Since the majority of us don’t own sheep; even if we are animal lovers, the sheep story goes in one ear and comes out the other. We’ve all lost money, especially in Las Vegas. Money is important, but not the center of our life. However, when we consider the story about the rebellious son—the image touches each one of us. What family has not experienced problems? How many children have had problems communicating with their parents or parents with their children? Remember that Jesus is talking to the Pharisees and the scribes who had criticized Him for associating with sinners. Obviously the three stories make no sense logically because love is never logical. Makes no sense to leave ninety-nine sheep at risk in order to go after one. Makes no sense to have a celebration worth much more than the coin that was lost. Certainly makes no sense to receive a son who blatantly embarrassed his family by leaving. Take a look in the rearview mirror. How many times has God forgiven us? How many times have we messed up and come back to ask forgiveness? Only fools stay lost. The son was dumb to leave home but was smart enough to come back. Working with pigs, no matter in what culture is a “wake up” experience. The younger son was starving—that’s another “wake up” call. He couldn’t even eat the pig food. (Any of us who have been around pigs will never forget the smell.) We can’t help but feel sorry for the younger son who got himself into so much trouble. Got to admire the father—the patient, trusting, forgiving father. He should have taken some parenting classes. The father didn’t ask any questions, either before the sin or after the sin. He was accepting of his son without conditions.
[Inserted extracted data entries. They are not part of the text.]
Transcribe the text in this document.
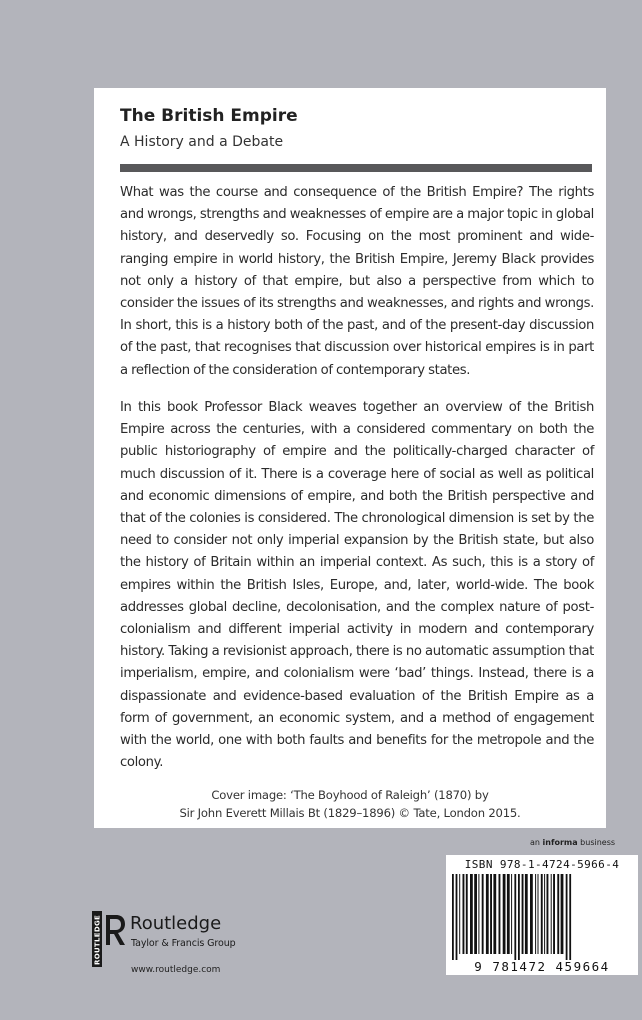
The British Empire
A History and a Debate

What was the course and consequence of the British Empire? The rights and wrongs, strengths and weaknesses of empire are a major topic in global history, and deservedly so. Focusing on the most prominent and wide-ranging empire in world history, the British Empire, Jeremy Black provides not only a history of that empire, but also a perspective from which to consider the issues of its strengths and weaknesses, and rights and wrongs. In short, this is a history both of the past, and of the present-day discussion of the past, that recognises that discussion over historical empires is in part a reflection of the consideration of contemporary states.

In this book Professor Black weaves together an overview of the British Empire across the centuries, with a considered commentary on both the public historiography of empire and the politically-charged character of much discussion of it. There is a coverage here of social as well as political and economic dimensions of empire, and both the British perspective and that of the colonies is considered. The chronological dimension is set by the need to consider not only imperial expansion by the British state, but also the history of Britain within an imperial context. As such, this is a story of empires within the British Isles, Europe, and, later, world-wide. The book addresses global decline, decolonisation, and the complex nature of post-colonialism and different imperial activity in modern and contemporary history. Taking a revisionist approach, there is no automatic assumption that imperialism, empire, and colonialism were ‘bad’ things. Instead, there is a dispassionate and evidence-based evaluation of the British Empire as a form of government, an economic system, and a method of engagement with the world, one with both faults and benefits for the metropole and the colony.

Cover image: ‘The Boyhood of Raleigh’ (1870) by
Sir John Everett Millais Bt (1829–1896) © Tate, London 2015.
an informa business
ISBN 978-1-4724-5966-4
9 781472 459664
ROUTLEDGE Routledge
Taylor & Francis Group
www.routledge.com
Sounds like the way that God treats us. He gives us free will. He does not manipulate us. Some folks complain. Why doesn’t God stop us from doing wrong? Why doesn’t God prevent evil in the world? The answer is because He loves us. If we want to blow our inheritance—to spend our resources on useless things—God is not going to stop us. When we hit rock bottom—when there is nothing left—we can always come home. The door is open—no questions asked. Doesn’t seem fair. Apparently, God does not judge by our standards.
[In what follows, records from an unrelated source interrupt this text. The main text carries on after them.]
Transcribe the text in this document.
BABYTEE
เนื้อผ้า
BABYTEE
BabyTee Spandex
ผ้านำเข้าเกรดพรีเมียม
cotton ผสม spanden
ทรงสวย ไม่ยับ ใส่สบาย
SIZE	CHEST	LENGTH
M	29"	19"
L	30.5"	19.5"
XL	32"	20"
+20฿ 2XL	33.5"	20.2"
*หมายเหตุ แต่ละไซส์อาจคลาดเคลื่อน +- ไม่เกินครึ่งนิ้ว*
Fairness is what the older son questions. The older son had been faithful, stayed at home, worked hard for his father. However, there was resentment in his attitude. He was angry that his younger brother was treated as if he had never left. The party was what added insult to injury. The older son was jealous that his younger brother had insulted his father, spent all his money and now was received back like a hero. So the father tried to reason with the older son. “Everything I have is yours…” In other words, “I’m not taking anything away from you. There is enough of my love for both of you.” The story should give us a big clue that brothers and sisters are all different—we have no right to compare. How many times did we hear, “Look at your brother, why can’t you be like him?” “Why can’t you be like your sister?” Each of us is unique. We use much energy in making judgments. The challenge is to be forgiving and to accept forgiveness. Then we are ready to enter the party. Perhaps we can identify with each of the characters but the one who looks more like us is the younger son. All of us have been the lost sheep, the lost coin and the lost son. God is looking for us, regardless of how lost we are. He welcomes us and treats us like we had never left.
The Eucharist is our party. The Father is the host. No questions asked. Time to celebrate and rejoice because we were dead and have been found.